PSWP may identify patients, health care providers and individuals that report medical errors or other patient safety events. This PSWP is confidential and may only be disclosed in certain very limited situations. See the Patient Safety Rule for a full description of the permissible disclosures. PSWP remains protected regardless of who holds the information. For more information about the Patient Safety Act and Patient Safety Rule, please review our Understanding Patient Safety Confidentiality section on our web site, or the visit the Agency for Healthcare Research and Quality's web site.
COMPLAINT REQUIREMENTS – Your complaint must:
- Be filed in writing: sent by mail, fax or e-mail;
- Name the person that is the subject of the complaint and describe the act or acts believed to be in violation of the Patient Safety Act requirement to keep PSWP confidential; and,
- Be filed within 180 days of when you knew or should have known that the act complained of occurred. OCR may waive the 180-day time limit for “good cause" shown.
ANYONE CAN FILE! - Anyone can file a complaint with OCR. We recommend that you use the OCR Patient Safety Confidentiality Complaint Form and Consent Form Package.
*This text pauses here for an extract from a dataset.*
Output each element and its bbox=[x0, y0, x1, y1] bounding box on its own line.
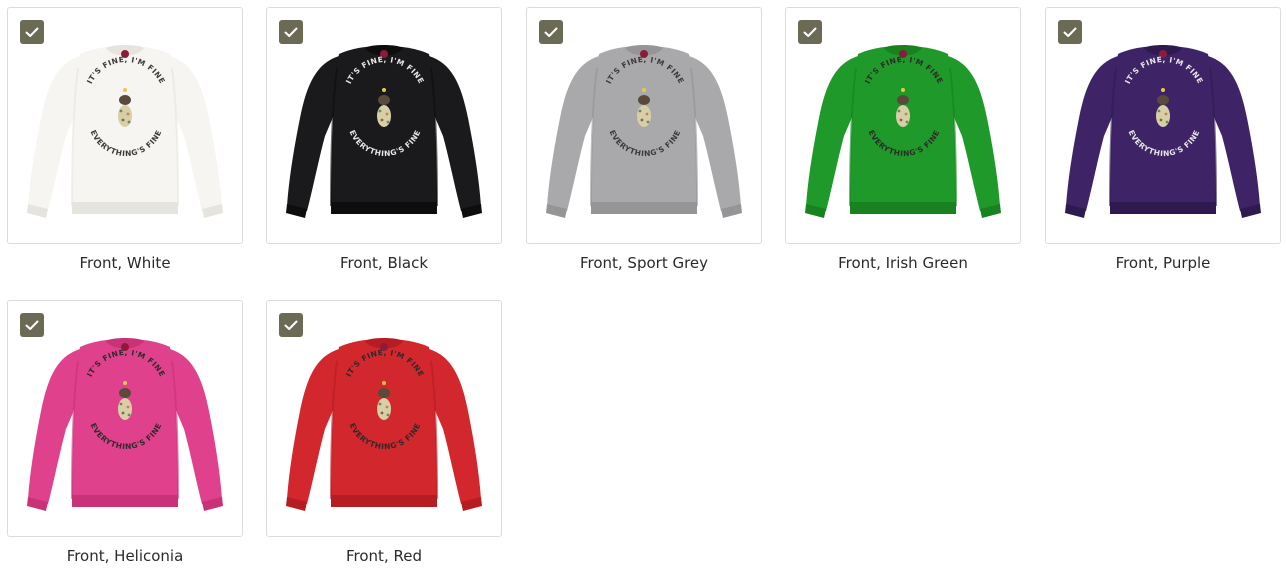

You can request a copy of this form from OCR headquarters. If you need help filing a complaint or have a question about the complaint package, please e-mail OCR at OCRMail@hhs.gov.
HOW TO SUBMIT YOUR COMPLAINT TO OCR -to submit a complaint to OCR, please use one of the following methods.
File A Complaint Using the OCR Patient Safety Complaint Form
Open and fill out the OCR Patient Safety Confidentiality Complaint Form and Consent Form Package in PDF format. You will need Adobe Reader® software to fill out the complaint package. You may print and mail or fax the completed complaint package to OCR headquarters; or e-mail the completed complaint package to OCRComplaint@hhs.gov. If you e-mail the complaint to OCR, you do not need to sign the completed complaint and consent forms because submission by e-mail represents your signature. (Please note that communication by unencrypted e-mail presents a risk that personally identifiable information contained in such an e-mail may be intercepted by unauthorized third parties.)
File a Complaint Without Using the OCR Patient Safety Complaint Form
If you choose not to use the OCR provided OCR Patient Safety Confidentiality Complaint Form and Consent Form Package, please provide the information specified below by mail, fax, or e-mail to OCRComplaint@hhs.gov.
Be sure to include the following information in your written complaint:
1. Your name
2. Full address
3. Telephone numbers
4. E-mail address (if available)
5. If known, the name of the patient, provider or reporter whose information was allegedly disclosed.
6. Name, full address and phone (if known) of the person, agency or organization you believe impermissibly disclosed patient safety work product.
7. Briefly describe what happened. How, why, and when you believe a person impermissibly disclosed patient safety work product.
8. Any other relevant information.
9. Your signature and date of complaintThe following information is optional:
1. Do you need special accommodations for us to communicate with you about this complaint?
2. Who else can we call if we cannot reach you?
3. Have you filed your complaint with any other agency, person or entity? If so, where?